Qu’est-ce qui pourrait freiner le développement de Tribe ?

Le principal obstacle que notre application pourrait rencontrer est lié aux habitudes de consommation vidéo, encore frileuses parfois. Mais comme je l’ai souligné précédemment, les comportements sont en train de changer et nous arrivons sur le marché au bon moment. De petites entreprises nous copient déjà. C’est une véritable course contre la montre !

 

Quels sont les chantiers à venir ?

Le premier défi est humain. Notre leitmotiv : attirer et recruter les meilleurs talents. D’anciens employés de chez Google, Facebook et Twitter ont déjà rejoint nos équipes. Notre deuxième préoccupation est d’ordre technologique. Nous voulons continuer à innover. Plusieurs brevets ont déjà été déposés et Tribe a gagné plusieurs prix de design aux États-Unis. Parmi nos chantiers principaux : compresser la taille de nos vidéos pour qu’elles utilisent moins de datas dans un monde où les réseaux 3G et 4G sont encore chers. Et être disponible sur tous les téléphones, auprès de plus de cent marques de constructeurs pour plus de 10 000 modèles de téléphones différents. Un défi technologique faramineux. Tous les voyants semblent au vert, le marché s’ouvre. Pourvu que ça dure…

 

La messagerie vidéo a-t-elle vocation à faire disparaître le texte ?

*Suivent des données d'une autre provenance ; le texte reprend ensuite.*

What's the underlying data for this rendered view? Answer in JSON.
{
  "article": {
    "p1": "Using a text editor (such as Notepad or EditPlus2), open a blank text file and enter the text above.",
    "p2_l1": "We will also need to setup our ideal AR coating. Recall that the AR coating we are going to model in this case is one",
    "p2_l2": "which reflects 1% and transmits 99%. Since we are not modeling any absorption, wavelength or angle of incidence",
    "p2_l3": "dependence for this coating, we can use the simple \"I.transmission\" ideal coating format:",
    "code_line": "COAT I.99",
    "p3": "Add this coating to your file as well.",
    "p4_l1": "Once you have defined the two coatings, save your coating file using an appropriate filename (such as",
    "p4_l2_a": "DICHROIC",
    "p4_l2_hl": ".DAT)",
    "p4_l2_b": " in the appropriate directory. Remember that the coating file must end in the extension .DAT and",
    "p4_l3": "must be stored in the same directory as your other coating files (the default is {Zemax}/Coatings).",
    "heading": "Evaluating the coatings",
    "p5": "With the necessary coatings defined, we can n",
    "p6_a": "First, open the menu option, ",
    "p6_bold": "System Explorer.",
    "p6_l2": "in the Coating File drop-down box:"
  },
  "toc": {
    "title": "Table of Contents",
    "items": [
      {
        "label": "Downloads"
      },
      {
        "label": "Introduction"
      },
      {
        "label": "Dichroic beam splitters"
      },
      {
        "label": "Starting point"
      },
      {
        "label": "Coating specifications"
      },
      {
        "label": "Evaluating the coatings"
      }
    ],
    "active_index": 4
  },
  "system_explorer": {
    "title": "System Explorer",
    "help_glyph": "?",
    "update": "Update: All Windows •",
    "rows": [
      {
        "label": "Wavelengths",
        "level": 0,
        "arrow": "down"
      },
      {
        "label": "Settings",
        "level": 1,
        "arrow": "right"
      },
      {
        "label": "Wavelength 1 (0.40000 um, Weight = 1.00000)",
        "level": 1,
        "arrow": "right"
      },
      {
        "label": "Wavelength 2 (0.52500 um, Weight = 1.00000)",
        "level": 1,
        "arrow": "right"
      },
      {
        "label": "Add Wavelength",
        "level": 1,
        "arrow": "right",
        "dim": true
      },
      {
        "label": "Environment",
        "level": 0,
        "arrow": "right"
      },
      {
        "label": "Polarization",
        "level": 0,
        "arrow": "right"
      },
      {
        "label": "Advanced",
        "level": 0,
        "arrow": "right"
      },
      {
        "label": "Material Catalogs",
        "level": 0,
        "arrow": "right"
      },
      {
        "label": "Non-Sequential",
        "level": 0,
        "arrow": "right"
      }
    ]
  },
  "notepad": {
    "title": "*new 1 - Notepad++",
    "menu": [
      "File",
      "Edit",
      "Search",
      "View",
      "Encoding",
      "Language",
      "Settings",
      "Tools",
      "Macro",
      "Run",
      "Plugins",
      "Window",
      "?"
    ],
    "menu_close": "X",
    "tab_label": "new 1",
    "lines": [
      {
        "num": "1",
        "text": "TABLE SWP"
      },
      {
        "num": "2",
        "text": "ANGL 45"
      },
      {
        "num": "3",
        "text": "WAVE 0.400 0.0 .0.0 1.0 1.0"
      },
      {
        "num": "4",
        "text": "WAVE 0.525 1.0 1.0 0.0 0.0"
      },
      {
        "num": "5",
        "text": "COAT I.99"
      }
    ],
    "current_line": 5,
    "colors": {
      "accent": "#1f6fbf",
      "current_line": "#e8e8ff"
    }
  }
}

Il y a trois ou quatre ans, personne ne passait d’appels téléphoniques en Facetime. Depuis, les habitudes ont évolué et le marché de la vidéo grignote petit à petit celui du SMS. Mais l’envoi de messages texte est une pratique courante depuis une quinzaine d’années et n’est pas vouée selon nous à disparaître. C’est pourquoi notre application contient 15 % de texte et d’audio.